Comme de tradition au Sénégal, les électeurs ont prolongé l’élan de la présidentielle de mars, quand la soif de changement après trois ans de crise économique et de confrontation politique, et l’aspiration à une autre gouvernance confiée à une nouvelle génération, ont consacré le duo Bassirou Diomaye Faye – Ousmane Sonko. Le placide Faye, élu président bien que dénué de toute expérience exécutive, a nommé Premier ministre le bouillant Sonko, président du Pastef, qui aurait été à sa place si sa candidature n’avait été invalidée. Les analystes mettent la « razzia » des législatives au crédit de M. Sonko, qui aurait désormais les coudées franches pour commencer à mettre en œuvre son projet. Pendant huit mois, la paire Faye-Sonko a mené une cohabitation conflictuelle avec une Assemblée dominée par l’ancienne majorité Benno Bokk Yaakaar.
M. Faye l’a dissoute dès que les délais constitutionnels l’ont permis, en septembre, provoquant les législatives anticipées de dimanche. « Sénégal Moy Sonko » , écrit le journal Le Quotidien, pourtant critique du pouvoir, détournant le slogan avec lequel le Pastef a convaincu les électeurs à la présidentielle que voter pour Bassirou Diomaye Faye, c’était comme voter pour M. Sonko.
« Tout le monde attend »
La coalition Takku Wallu Sénégal de l’ancien président Macky Sall ne décrocherait que 15 mandats de députés, selon les projections des mêmes médias.

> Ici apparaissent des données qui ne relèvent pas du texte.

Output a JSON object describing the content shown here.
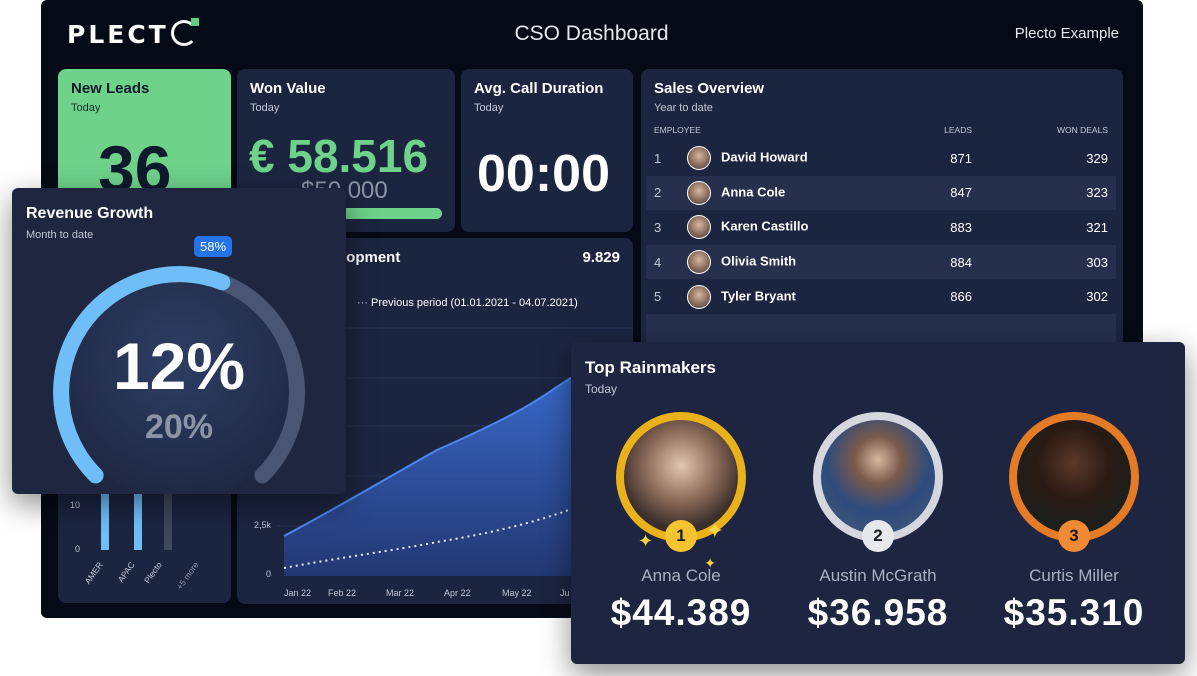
{
  "brand": {
    "logo": "PLECT",
    "title": "CSO Dashboard",
    "org": "Plecto Example"
  },
  "new_leads": {
    "title": "New Leads",
    "sub": "Today",
    "value": "36"
  },
  "won_value": {
    "title": "Won Value",
    "sub": "Today",
    "value": "€ 58.516",
    "target": "$50.000",
    "progress": 1.0
  },
  "call_duration": {
    "title": "Avg. Call Duration",
    "sub": "Today",
    "value": "00:00"
  },
  "sales_overview": {
    "title": "Sales Overview",
    "sub": "Year to date",
    "columns": [
      "EMPLOYEE",
      "LEADS",
      "WON DEALS"
    ],
    "rows": [
      {
        "rank": "1",
        "name": "David Howard",
        "leads": "871",
        "won": "329"
      },
      {
        "rank": "2",
        "name": "Anna Cole",
        "leads": "847",
        "won": "323"
      },
      {
        "rank": "3",
        "name": "Karen Castillo",
        "leads": "883",
        "won": "321"
      },
      {
        "rank": "4",
        "name": "Olivia Smith",
        "leads": "884",
        "won": "303"
      },
      {
        "rank": "5",
        "name": "Tyler Bryant",
        "leads": "866",
        "won": "302"
      }
    ]
  },
  "development": {
    "title": "lopment",
    "total": "9.829",
    "legend_prev": "Previous period (01.01.2021 - 04.07.2021)",
    "y_ticks": [
      "2,5k",
      "0"
    ],
    "x_ticks": [
      "Jan 22",
      "Feb 22",
      "Mar 22",
      "Apr 22",
      "May 22",
      "Ju"
    ]
  },
  "region_chart": {
    "y_ticks": [
      "10",
      "0"
    ],
    "categories": [
      "AMER",
      "APAC",
      "Plecto",
      "+5 more"
    ]
  },
  "revenue_growth": {
    "title": "Revenue Growth",
    "sub": "Month to date",
    "value": "12%",
    "target": "20%",
    "badge": "58%",
    "progress": 0.58
  },
  "top_rainmakers": {
    "title": "Top Rainmakers",
    "sub": "Today",
    "people": [
      {
        "rank": "1",
        "name": "Anna Cole",
        "value": "$44.389",
        "color": "#e9b21c"
      },
      {
        "rank": "2",
        "name": "Austin McGrath",
        "value": "$36.958",
        "color": "#d4d7de"
      },
      {
        "rank": "3",
        "name": "Curtis Miller",
        "value": "$35.310",
        "color": "#e47b27"
      }
    ]
  },
  "colors": {
    "accent_green": "#6ed28a",
    "gauge_blue": "#6fbef7",
    "card": "#1c2540"
  }
}
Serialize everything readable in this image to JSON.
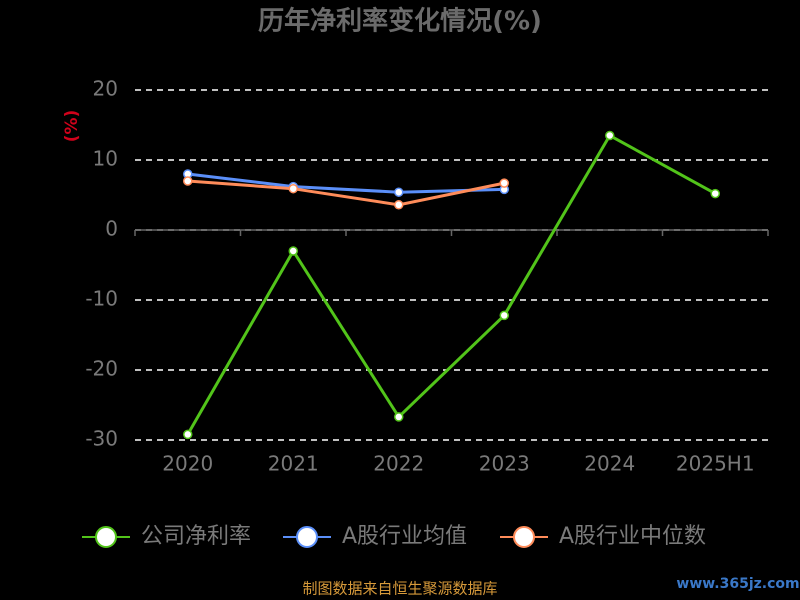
{
  "chart_data": {
    "type": "line",
    "title": "历年净利率变化情况(%)",
    "y_label": "(%)",
    "categories": [
      "2020",
      "2021",
      "2022",
      "2023",
      "2024",
      "2025H1"
    ],
    "series": [
      {
        "name": "公司净利率",
        "color": "#52c41a",
        "values": [
          -29.2,
          -3.0,
          -26.7,
          -12.2,
          13.5,
          5.2
        ]
      },
      {
        "name": "A股行业均值",
        "color": "#5b8ff9",
        "values": [
          8.0,
          6.2,
          5.4,
          5.8,
          null,
          null
        ]
      },
      {
        "name": "A股行业中位数",
        "color": "#ff8c5a",
        "values": [
          7.0,
          5.9,
          3.6,
          6.7,
          null,
          null
        ]
      }
    ],
    "ylim": [
      -30,
      20
    ],
    "yticks": [
      -30,
      -20,
      -10,
      0,
      10,
      20
    ],
    "grid": true,
    "source": "制图数据来自恒生聚源数据库",
    "watermark": "www.365jz.com"
  }
}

L’opposition a fait campagne en reprenant à son compte le grief formulé par un certain nombre de Sénégalais selon lequel, pendant huit mois, M. Sonko a beaucoup parlé et peu agi. L’intéressé s’en défend en arguant de l’état dans lequel lui et M. Faye ont trouvé le pays, et des multiples résistances à son ambition de changer les pratiques et le système. M. Sonko est jusqu’à maintenant resté silencieux.
« »Le peuple sénégalais nous a accordé un vote de confiance sans équivoque. » Il ne nous reste plus qu’à nous retrousser les manches pour transformer notre pays en profondeur et le sortir définitivement de la pauvreté », a écrit sur les réseaux sociaux l’ancienne Première ministre Aminata Touré, haute représentante du président. Les analystes s’accordent sur le fait que M. Sonko est maître du jeu. Davantage encore qu’auparavant, « c’est Ousmane Sonko qui va continuer à dicter la façon de diriger le pays », plus que le chef de l’Etat lui-même dans un système pourtant considéré comme hyper présidentialiste, dit l’enseignant chercheur El Hadji Mamadou Mbaye.
Le chef de l’Etat « n’a cette légitimité d’être président que grâce à Sonko », juge-t-il.